Throughout the initial Geeklog installation process and other related geeklog installs (i.e. plugins etc) I remember using CHMOD to give access (read and write) to anyone/everyone (CHMOD 777 i think??). This was kinda due to my lazyness and lack of patience in just wanting to get it working asap.
I am now concerned that this means sections of my site are very much open to anyone and if i put the site live then i am practically begging to be hacked.
Is there any advice anyone can give?
Is there any such tool which will check all permissions to help give me a head start in securing my website/geeklog site and it's files?
Thanks in advance to anyone who can help.
MVK
to CHMOD or not to CHMOD.
Posted on: 04/08/05 12:36pm
By: knuff
why not start on the defensive mode
presuming your webserver user id is part of yoursite group.
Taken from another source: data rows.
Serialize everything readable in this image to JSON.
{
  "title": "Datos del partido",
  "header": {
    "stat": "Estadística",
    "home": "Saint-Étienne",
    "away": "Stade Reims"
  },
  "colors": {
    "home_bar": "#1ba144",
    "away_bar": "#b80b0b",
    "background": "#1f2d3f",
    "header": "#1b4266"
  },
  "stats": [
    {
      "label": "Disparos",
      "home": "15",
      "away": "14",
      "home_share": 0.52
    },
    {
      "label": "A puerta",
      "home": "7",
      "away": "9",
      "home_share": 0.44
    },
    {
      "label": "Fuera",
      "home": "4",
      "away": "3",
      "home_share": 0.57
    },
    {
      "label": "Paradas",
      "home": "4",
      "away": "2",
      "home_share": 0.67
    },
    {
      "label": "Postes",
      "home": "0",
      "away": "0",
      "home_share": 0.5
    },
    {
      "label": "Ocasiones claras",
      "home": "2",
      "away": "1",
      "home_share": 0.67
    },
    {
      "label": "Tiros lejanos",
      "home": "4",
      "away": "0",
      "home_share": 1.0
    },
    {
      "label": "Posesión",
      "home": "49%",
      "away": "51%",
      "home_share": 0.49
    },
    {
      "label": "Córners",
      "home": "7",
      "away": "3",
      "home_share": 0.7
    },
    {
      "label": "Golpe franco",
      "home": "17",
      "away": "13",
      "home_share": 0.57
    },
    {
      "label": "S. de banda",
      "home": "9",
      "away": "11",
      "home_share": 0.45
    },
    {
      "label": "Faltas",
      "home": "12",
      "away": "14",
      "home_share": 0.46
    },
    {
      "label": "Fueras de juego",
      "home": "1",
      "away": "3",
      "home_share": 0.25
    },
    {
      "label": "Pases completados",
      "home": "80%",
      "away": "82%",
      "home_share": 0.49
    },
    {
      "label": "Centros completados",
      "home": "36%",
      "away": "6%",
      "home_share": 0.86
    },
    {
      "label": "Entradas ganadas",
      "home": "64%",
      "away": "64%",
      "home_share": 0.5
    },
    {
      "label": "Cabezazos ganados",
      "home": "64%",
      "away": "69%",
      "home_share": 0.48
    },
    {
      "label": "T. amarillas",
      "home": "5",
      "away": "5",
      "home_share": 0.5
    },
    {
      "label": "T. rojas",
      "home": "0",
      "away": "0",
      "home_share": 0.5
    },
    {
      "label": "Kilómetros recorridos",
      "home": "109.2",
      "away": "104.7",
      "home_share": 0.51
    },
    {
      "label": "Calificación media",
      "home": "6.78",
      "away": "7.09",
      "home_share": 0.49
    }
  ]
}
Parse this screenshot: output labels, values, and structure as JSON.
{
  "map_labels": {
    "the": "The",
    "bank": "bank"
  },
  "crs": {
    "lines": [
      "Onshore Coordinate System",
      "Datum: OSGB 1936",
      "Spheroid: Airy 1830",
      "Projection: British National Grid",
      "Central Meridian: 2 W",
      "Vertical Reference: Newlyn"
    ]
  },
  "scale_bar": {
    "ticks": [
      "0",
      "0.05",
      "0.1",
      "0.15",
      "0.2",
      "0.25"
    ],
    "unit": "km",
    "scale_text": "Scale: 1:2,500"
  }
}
presuming youruser is not root
chown -R youruser:yoursite /path/to/public_html
chmod -R 664 /path/to/public_html
presuming httpd is your webserver daemon user
chown -R httpd logs/
chown -R httpd data/
chown -R httpd public_html/backend/
chown -R httpd public_html/images/articles
chown -R httpd public_html/images/userphotos
chmod -R 775 logs/
chmod -R 775 data/
chmod -R 775 public_html/backend/
chmod -R 775 public_html/images/articles
chmod -R 775 public_html/images/userphotos
Should be OK I guess for a basic GL installation, offcourse if any plugins like the filemanagement needs additional rights you should add them.
But I guess this is the fastest to a simple lockdown of your site.
Best Regards,
Boris
to CHMOD or not to CHMOD.
Posted on: 04/08/05 02:15pm
By: Anonymous (MVK)
thank you for the speedy reply. i feel that little bit more comfortable now.